Um dos melhores discos de rock nacional dos anos 80 - um período de tantos lançamentos nessa área - foi na minha opinião, "Essa Tal de Gang 90 & Absurdetes", de 1983. Um álbum de grande criatividade, surgido da mente inquieta de Júlio Barroso, de quem já falei nesse espaço. Quando comprei esse vinil, eu o ouvia muito, várias vezes ao dia, o disco todo ou determinadas faixas, de tão agradável que se tornou sua audição. Uma crítica muito favorável e a esse álbum foi publicada por Ezequiel Neves, na revista Pipoca Moderna nº 4 (nov/dez 83) :
“Escândalos dos
escândalos: foi preciso esperar 15 anos (ou séculos?) para que surgisse no país
o Tropicália Vol. II. Exagero? De forma alguma! Mas enquanto aquele genial
projeto resgatava do limbo formas musicais brasileiras consideradas cafonas
pela intelectualidade, Júlio Barroso, via Gang 90 & Absurdetes, nos
gratifica com uma obra multimídia provando que a África é a Mãe Terra da música
popular, sem linhas divisórias de raças ou idiomas. O tom-tom dos tambores
ancestrais é o mesmo tanto em Nova York como em Nova Iguaçu.
Lógico que o disco Gang 90 & Absurdetes é um projeto
que só será deglutido se tivermos seu encarte à mão.
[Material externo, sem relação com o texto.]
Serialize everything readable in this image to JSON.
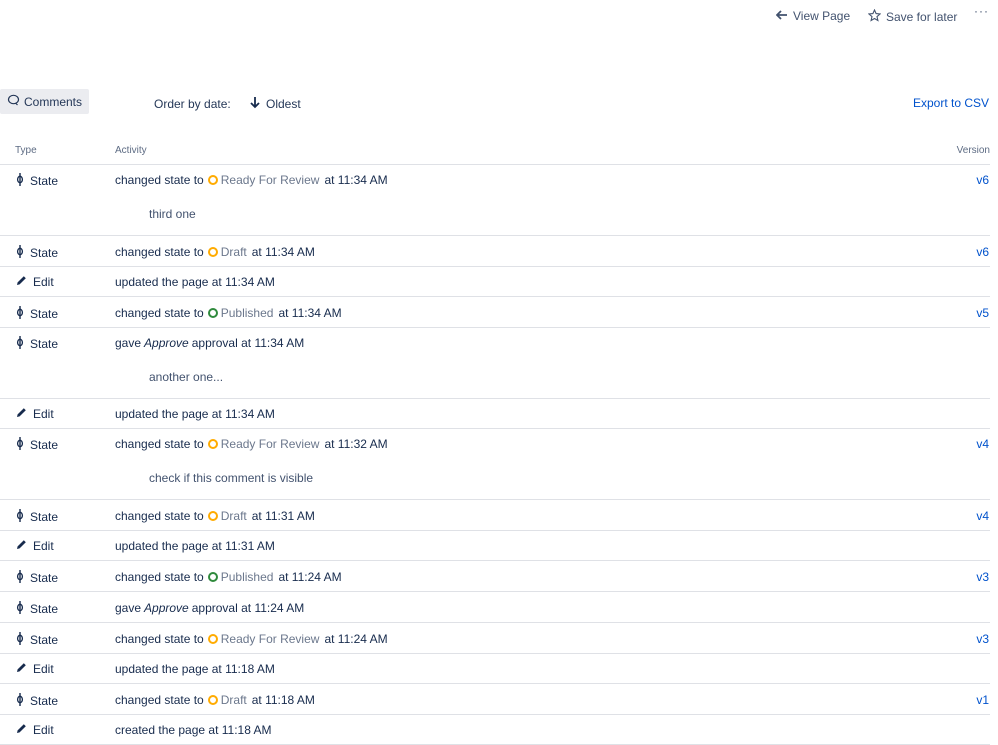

Mas, afinal, o carioca
Júlio Barroso sempre foi fascinado pela informação; basta lembrarmos seu tempo
de editor da fabulosa revista Música do Planeta Terra (idos de 76/77). Aliás,
seu LP é a própria revista transportada para o vinil. Pura obra-prima em 33
rotações. Mas é bom lembrar o que dizia Virgínia Woolf a respeito de Ulisses, de James Joyce: ‘Nenhuma
obra-prima tem o direito de ser chata’.
E Gang 90 & Absurdetes,
felizmente, não tem nada de nauseabundo.
São apenas 10 faixas.
Mas essas 10 faixas são o próprio caldeirão fervente de informações sonoras,
mapa geográfico do swing, despirocadas guloseimas para os tímpanos, cucas e músculos.
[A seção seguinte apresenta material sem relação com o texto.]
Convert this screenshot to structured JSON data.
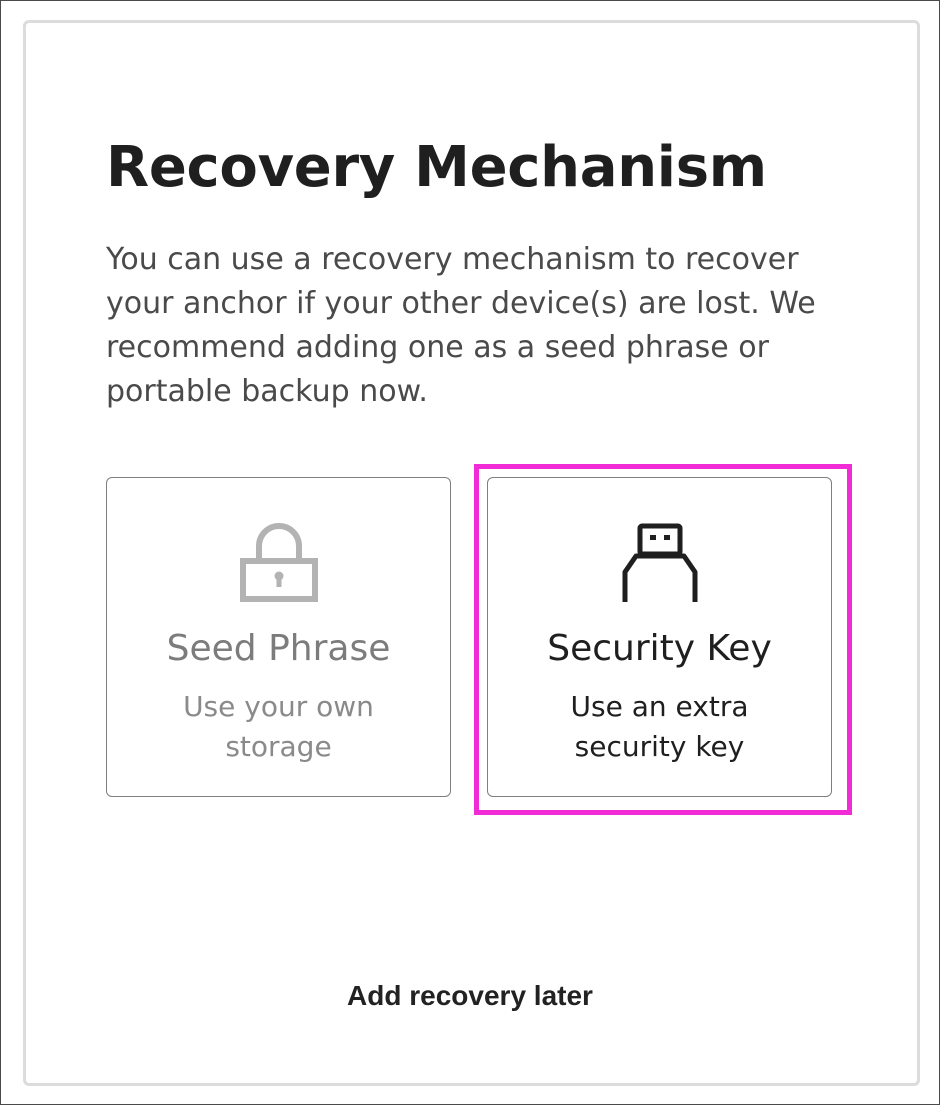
{
  "dialog": {
    "title": "Recovery Mechanism",
    "description": "You can use a recovery mechanism to recover your anchor if your other device(s) are lost. We recommend adding one as a seed phrase or portable backup now."
  },
  "options": [
    {
      "id": "seed-phrase",
      "icon": "lock-icon",
      "title": "Seed Phrase",
      "subtitle_line1": "Use your own",
      "subtitle_line2": "storage",
      "state": "disabled"
    },
    {
      "id": "security-key",
      "icon": "usb-key-icon",
      "title": "Security Key",
      "subtitle_line1": "Use an extra",
      "subtitle_line2": "security key",
      "state": "enabled"
    }
  ],
  "skip_link": "Add recovery later",
  "colors": {
    "highlight": "#f12bd6",
    "text_primary": "#1f1f1f",
    "text_disabled": "#7c7c7c",
    "card_border": "#dcdcdc"
  }
}
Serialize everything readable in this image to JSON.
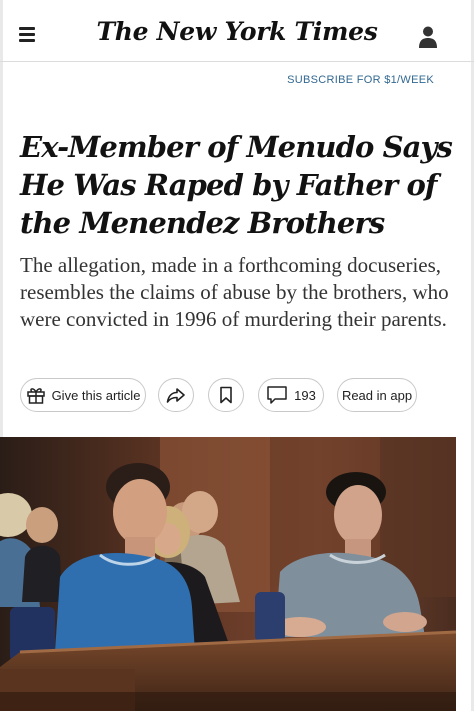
{
  "header": {
    "logo_text": "The New York Times",
    "menu_icon": "hamburger-menu-icon",
    "account_icon": "person-account-icon"
  },
  "subscribe": {
    "label": "SUBSCRIBE FOR $1/WEEK"
  },
  "article": {
    "headline": "Ex-Member of Menudo Says He Was Raped by Father of the Menendez Brothers",
    "summary": "The allegation, made in a forthcoming docuseries, resembles the claims of abuse by the brothers, who were convicted in 1996 of murdering their parents."
  },
  "actions": {
    "gift_label": "Give this article",
    "gift_icon": "gift-icon",
    "share_icon": "share-arrow-icon",
    "bookmark_icon": "bookmark-icon",
    "comments_icon": "comment-bubble-icon",
    "comments_count": "193",
    "read_in_app_label": "Read in app"
  },
  "colors": {
    "subscribe_link": "#326891",
    "text": "#121212",
    "border": "#c9c9c9"
  }
}
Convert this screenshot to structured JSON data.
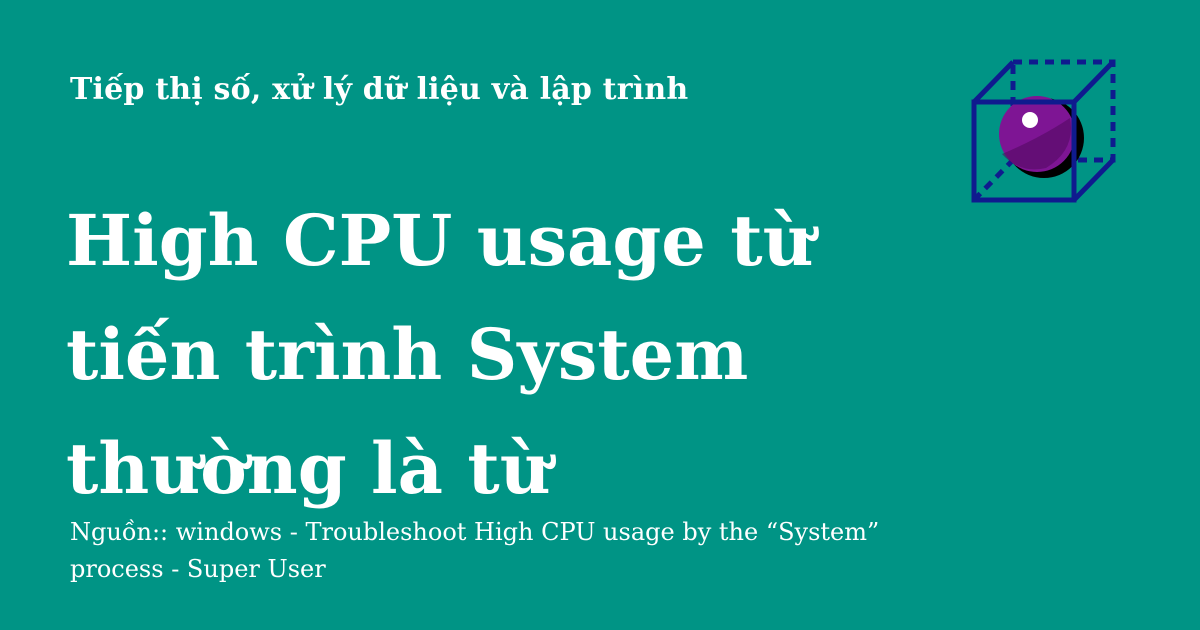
{
  "header": {
    "site_name": "Tiếp thị số, xử lý dữ liệu và lập trình"
  },
  "article": {
    "title": "High CPU usage từ tiến trình System thường là từ",
    "source": "Nguồn:: windows - Troubleshoot High CPU usage by the “System” process - Super User"
  },
  "logo": {
    "icon": "cube-with-sphere-icon"
  },
  "colors": {
    "background": "#009485",
    "text": "#ffffff",
    "cube_stroke": "#0f1b8e",
    "sphere": "#7e1594",
    "sphere_shade": "#4f0a5c",
    "sphere_shadow": "#000000"
  }
}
Contando com músicos do calibre de Herman Tôrres, Luiz Paulo Simas, Otávio
Filho, Gigante Brazil, Guilherme Arantes, etc... e mais as vozes das
Absurdetes, Júlio e parceiros constroem um caleidoscópio que é pura
desrepressão. Os xenófobos vão odiar, não apenas o disco todo, mas
principalmente a presença coloquial do idioma inglês nas letras. E, como
poucos, Júlio sabe verbalizar o transe de maneira acachapante. Exemplo: ‘Zoom
navalha corta um globo/ Lâmina luz olhar/ Desenhando um poema/ Corpo nu deusa
lunar’ (Spaced Out in Paradise). E há também um poema que é a própria síntese
da antropologia: ‘Meu amor/ Vem me abandonar (...) Já foi assim mares do sul/
Entre jatos de luz beleza sem dor/ a vida sexual dos selvagens’ (Nosso louco
Amor).
Mas a petulância
(amantíssima petulância!) de Júlio vai mais longe. Ele é capaz de assinar uma
letra, a de ‘Românticos a Go-Gô em que os versos só contém citações de gênios,
começando com “Donga, Cartola, Guevara, Sinhô’ e terminando com ‘Marley,
Duchamp, Oiticica, Xangô’. E também declama, sobre uma base de reggae espacial,
uma belíssima confissão de amor ao rei dos Beats, Jack Kerouac.
Se me perguntarem de
qual faixa gosto mais, vou ficar mudo, mesmo se tiver tentado a responder que é
‘Telefone’ ou ‘Nosso Louco Amor’ ou ainda ‘Eu Sei, Mas Eu Não Sei’ – o que
seria a resposta mais plausível para essa obra-prima, produzida por Luiz
Fernando Borges e que teve a direção musical de Herman Tôrres. O que me deixa
mais feliz e gratificado é que, com incrível bom humor, Gang 90 & Absurdetes guilhotina a linha divisória que existia
entre a música de vanguarda e a popular. Ave Júlio!